May 05 has been officially designated as “Arrival Day” which brings into focus the arrival of Immigrants to Guyana. Importantly, the day affords us the opportunity to reflect also on British colonialism, the slave system and the indentureship policy that followed it.

india 1May 05 is generally associated with East Indian immigration and their indentureship to the then British Guiana beginning in May 1838. Our history acknowledges that other immigrants were brought to this land – the Madeiran Portuguese in May 1835, the Chinese in 1853, as well as a few other ethnicities during that phase of colonialism. We gather from the research done of this period that the colonialists brought also labourers from Malta, Ireland, Germany and England. These Indentured labourers as with the system of slavery, were brought to do the back-breaking work on the sugar plantations.

As indentured labourers they were forced to live in atrocious conditions, often symbolized by the cramped derelict ranges to collective living which we know as logies. An inhumane relationship existed between them and the plantocracy.

Some accounts put those who came under the indentureship system from India to be 240,000 between 1838 and 1917, quite significant for that time.

These labourers, like the slaves, were linked essentially to sugar. Their history in intertwined with the history of sugar.  Today, descendants from those times are still linked to the industry with many, even in this 21st Century, still facing harsh conditions and threats to their livelihoods as presently indicated by developments regarding Wales and LBI Estates.

The immigrants were all mere producers of wealth for the plantocracy of the British Empire in the process of which they endured heart-rending suffering and exploitation. In time, off-spring of the immigrants and indentured labourers moved into the professions, commerce and trade and agriculture. They made a major contribution in the struggles for freedom, in the struggles for democracy and in the various tasks to build Guyana which became their home and in which they have lived now for more than one hundred and seventy years. Their religions, cultural expressions and values add to our diversity and spiritual richness.

Our people, all of them, should take pride in seeing Guyana today as an independent country and who are being, in spite of the many challenges, motivated by a deep interest in our all-round development to ensure dignity, decent living standards, and a sound foundation – economic and social primarily – for the generation that follows us.
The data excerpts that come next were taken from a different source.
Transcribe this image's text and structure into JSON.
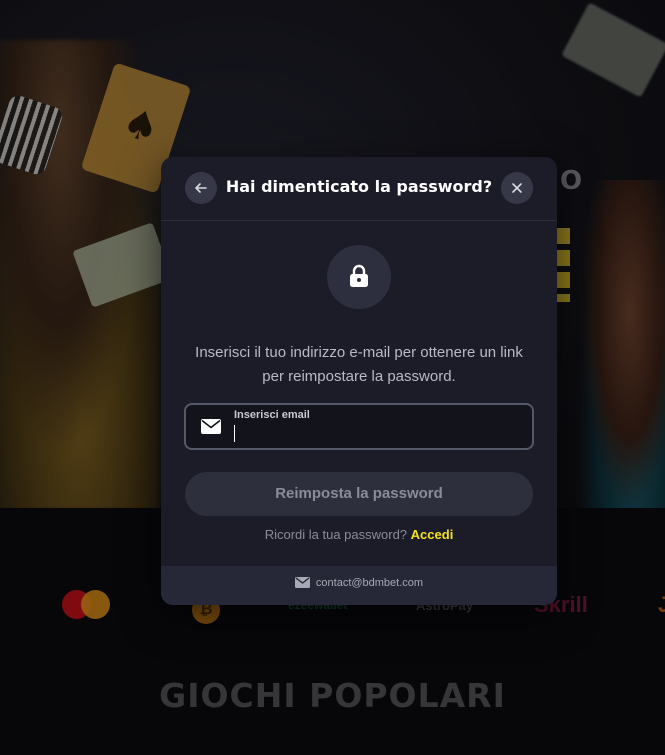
{
  "background": {
    "payments": {
      "ezeewallet": "ezeewallet",
      "astropay": "AstroPay",
      "skrill": "Skrill"
    },
    "section_title": "GIOCHI POPOLARI"
  },
  "modal": {
    "title": "Hai dimenticato la password?",
    "description": "Inserisci il tuo indirizzo e-mail per ottenere un link per reimpostare la password.",
    "email_field": {
      "label": "Inserisci email",
      "value": ""
    },
    "submit_label": "Reimposta la password",
    "remember_text": "Ricordi la tua password?",
    "login_link": "Accedi",
    "contact_email": "contact@bdmbet.com",
    "icons": {
      "back": "arrow-left-icon",
      "close": "close-icon",
      "lock": "lock-icon",
      "mail": "mail-icon"
    }
  },
  "colors": {
    "modal_bg": "#1b1c28",
    "accent_link": "#f2e21a",
    "button_bg": "#2d2f3d"
  }
}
On this “Arrival Day”, we remember our forefathers and the pains they withstood as they reached out for a better life. Several generations separate us from them. Since then many changes have occurred that impact our life today. Still though the journey towards steady improvements in our lives, to consolidate our nationhood, to forge unity and to build a just and prosperous country continues.

In our observation of this 5th May, let us do so confident that our aspirations will be realized.

GAWU joins with all Guyanese to celebrate, once again, Arrival Day.